As the supply base for the world’s crops and the demand base for fertilizer, the value chain centers around growers, Mr. Spahr told the audience composed of buyers and sellers, millers and manufacturers of ingredients and food. The fundamental structure of the crop side is the reverse of the fertilizer market, he explained. In the case of the former, central demand from a wide base of growers narrows as crops pass through the supply chain to a narrow end user base. For fertilizers, the commodity begins with a limited group of extractors and manufacturers who sell to a wider distributor base that spreads supplies even wider to retailers and then to the farmer or industrial user.
That narrow origin point for fertilizer “is where all the pricing power exists, especially when you start layering on anti-dumping, countervailing duties, sanctions and trade restrictions.” Mr. Spahr said. “That’s a key difference in how these markets function and part of the reason there’s so much opacity around fertilizer prices and how they work.”
Pivoting to recent market history, Mr. Spahr indicated numerous forces escalated a “perfect storm of building pressure” even before Russia began massing troops along its border with Ukraine. The US International Trade Commission in 2020 levied significant anti-dumping and countervailing duty import tariffs on phosphates from Russia and Morocco and urea and ammonium nitrate for nitrogen production out of Trinidad and Tobago and Russia. Constrained supplies were exacerbated further by a polar vortex, Hurricane Ida and sanctions against the world’s No. 2 potash exporter Belarus after the Ryanair Flight 4978 incident, all in 2021. Taking note of constrained supplies, China halted fertilizer exports.
When Russia attacked Ukraine in February, the resultant sanctions had a major impact. Russia had been the world’s top exporter of urea, ammonium nitrate, ammonia and urea ammonium nitrate, and the No. 3 potash exporter globally. The European Union shifted ammonia imports partly to the United States, further constraining domestic supply. Fertilizer jumped from 30% of the variable cost of crop production in 2020 and 2021 to about 45% in 2022, he said.
What should US producers expect in the inputs markets for fall 2022 and 2023?
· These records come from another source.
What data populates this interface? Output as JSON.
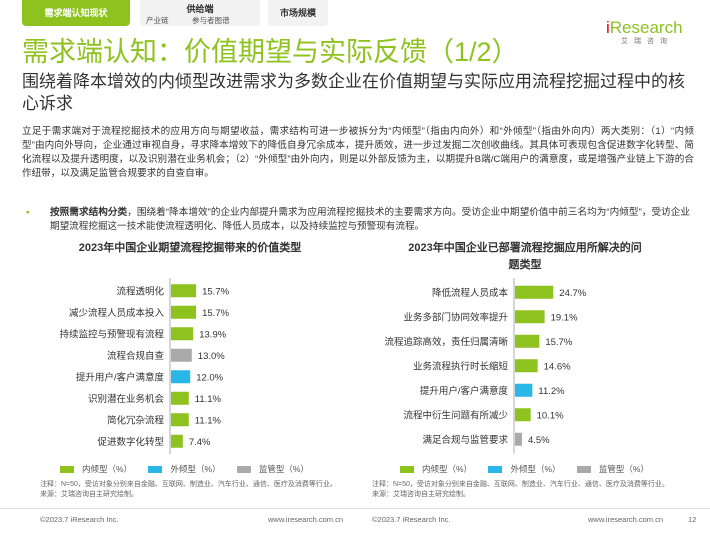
{
  "nav": {
    "active_tab": "需求端认知现状",
    "supply_tab": "供给端",
    "supply_sub1": "产业链",
    "supply_sub2": "参与者图谱",
    "market_tab": "市场规模"
  },
  "logo": {
    "word_i": "i",
    "word_rest": "Research",
    "cn": "艾瑞咨询"
  },
  "page": {
    "title": "需求端认知：价值期望与实际反馈（1/2）",
    "subtitle": "围绕着降本增效的内倾型改进需求为多数企业在价值期望与实际应用流程挖掘过程中的核心诉求",
    "body": "立足于需求端对于流程挖掘技术的应用方向与期望收益，需求结构可进一步被拆分为“内倾型”（指由内向外）和“外倾型”（指由外向内）两大类别：（1）“内倾型”由内向外导向，企业通过审视自身，寻求降本增效下的降低自身冗余成本，提升质效，进一步过发掘二次创收曲线。其具体可表现包含促进数字化转型、简化流程以及提升透明度，以及识别潜在业务机会；（2）“外倾型”由外向内，则是以外部反馈为主，以期提升B端/C端用户的满意度，或是增强产业链上下游的合作纽带，以及满足监管合规要求的自查自审。",
    "bullet_bold": "按照需求结构分类",
    "bullet_text": "，围绕着“降本增效”的企业内部提升需求为应用流程挖掘技术的主要需求方向。受访企业中期望价值中前三名均为“内倾型”，受访企业期望流程挖掘这一技术能使流程透明化、降低人员成本，以及持续监控与预警现有流程。"
  },
  "legend": {
    "inner": "内倾型（%）",
    "outer": "外倾型（%）",
    "reg": "监管型（%）"
  },
  "colors": {
    "inner": "#8dc21f",
    "outer": "#29b6e8",
    "reg": "#aaaaaa",
    "brand": "#8dc21f"
  },
  "notes": {
    "left": "注释：N=50，受访对象分别来自金融、互联网、制造业、汽车行业、通信、医疗及消费等行业。\n来源：艾瑞咨询自主研究绘制。",
    "right": "注释：N=50，受访对象分别来自金融、互联网、制造业、汽车行业、通信、医疗及消费等行业。\n来源：艾瑞咨询自主研究绘制。"
  },
  "footer": {
    "left_copy": "©2023.7 iResearch Inc.",
    "left_url": "www.iresearch.com.cn",
    "right_copy": "©2023.7 iResearch Inc.",
    "right_url": "www.iresearch.com.cn",
    "page_no": "12"
  },
  "chart_data": [
    {
      "type": "bar",
      "orientation": "horizontal",
      "title": "2023年中国企业期望流程挖掘带来的价值类型",
      "categories": [
        "流程透明化",
        "减少流程人员成本投入",
        "持续监控与预警现有流程",
        "流程合规自查",
        "提升用户/客户满意度",
        "识别潜在业务机会",
        "简化冗杂流程",
        "促进数字化转型"
      ],
      "values": [
        15.7,
        15.7,
        13.9,
        13.0,
        12.0,
        11.1,
        11.1,
        7.4
      ],
      "labels": [
        "15.7%",
        "15.7%",
        "13.9%",
        "13.0%",
        "12.0%",
        "11.1%",
        "11.1%",
        "7.4%"
      ],
      "types": [
        "inner",
        "inner",
        "inner",
        "reg",
        "outer",
        "inner",
        "inner",
        "inner"
      ],
      "xlim": [
        0,
        25
      ],
      "grid": false,
      "legend": "bottom"
    },
    {
      "type": "bar",
      "orientation": "horizontal",
      "title": "2023年中国企业已部署流程挖掘应用所解决的问题类型",
      "categories": [
        "降低流程人员成本",
        "业务多部门协同效率提升",
        "流程追踪高效，责任归属清晰",
        "业务流程执行时长缩短",
        "提升用户/客户满意度",
        "流程中衍生问题有所减少",
        "满足合规与监管要求"
      ],
      "values": [
        24.7,
        19.1,
        15.7,
        14.6,
        11.2,
        10.1,
        4.5
      ],
      "labels": [
        "24.7%",
        "19.1%",
        "15.7%",
        "14.6%",
        "11.2%",
        "10.1%",
        "4.5%"
      ],
      "types": [
        "inner",
        "inner",
        "inner",
        "inner",
        "outer",
        "inner",
        "reg"
      ],
      "xlim": [
        0,
        25
      ],
      "grid": false,
      "legend": "bottom"
    }
  ]
}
“I think what it means is things will be pretty expensive as this all sorts out, and it’s not a six-month thing, it’s protracted,” Mr. Spahr said, “Moving forward, we’ll see the market adjust to the new pricing paradigm over the next period, especially if crop prices remain elevated.”
Sanctions, tariffs and export limits, justified or not, disrupt fairly efficient global trade flows, he said. The stark shift from relatively low fertilizer prices will potentially pull up the bottom of the cost curve, especially for mined product as extractors spend more to obtain more difficult resources. The tight global grain supply-demand stance will help keep prices high as well, since crop prices are highly correlated to fertilizer prices, he said.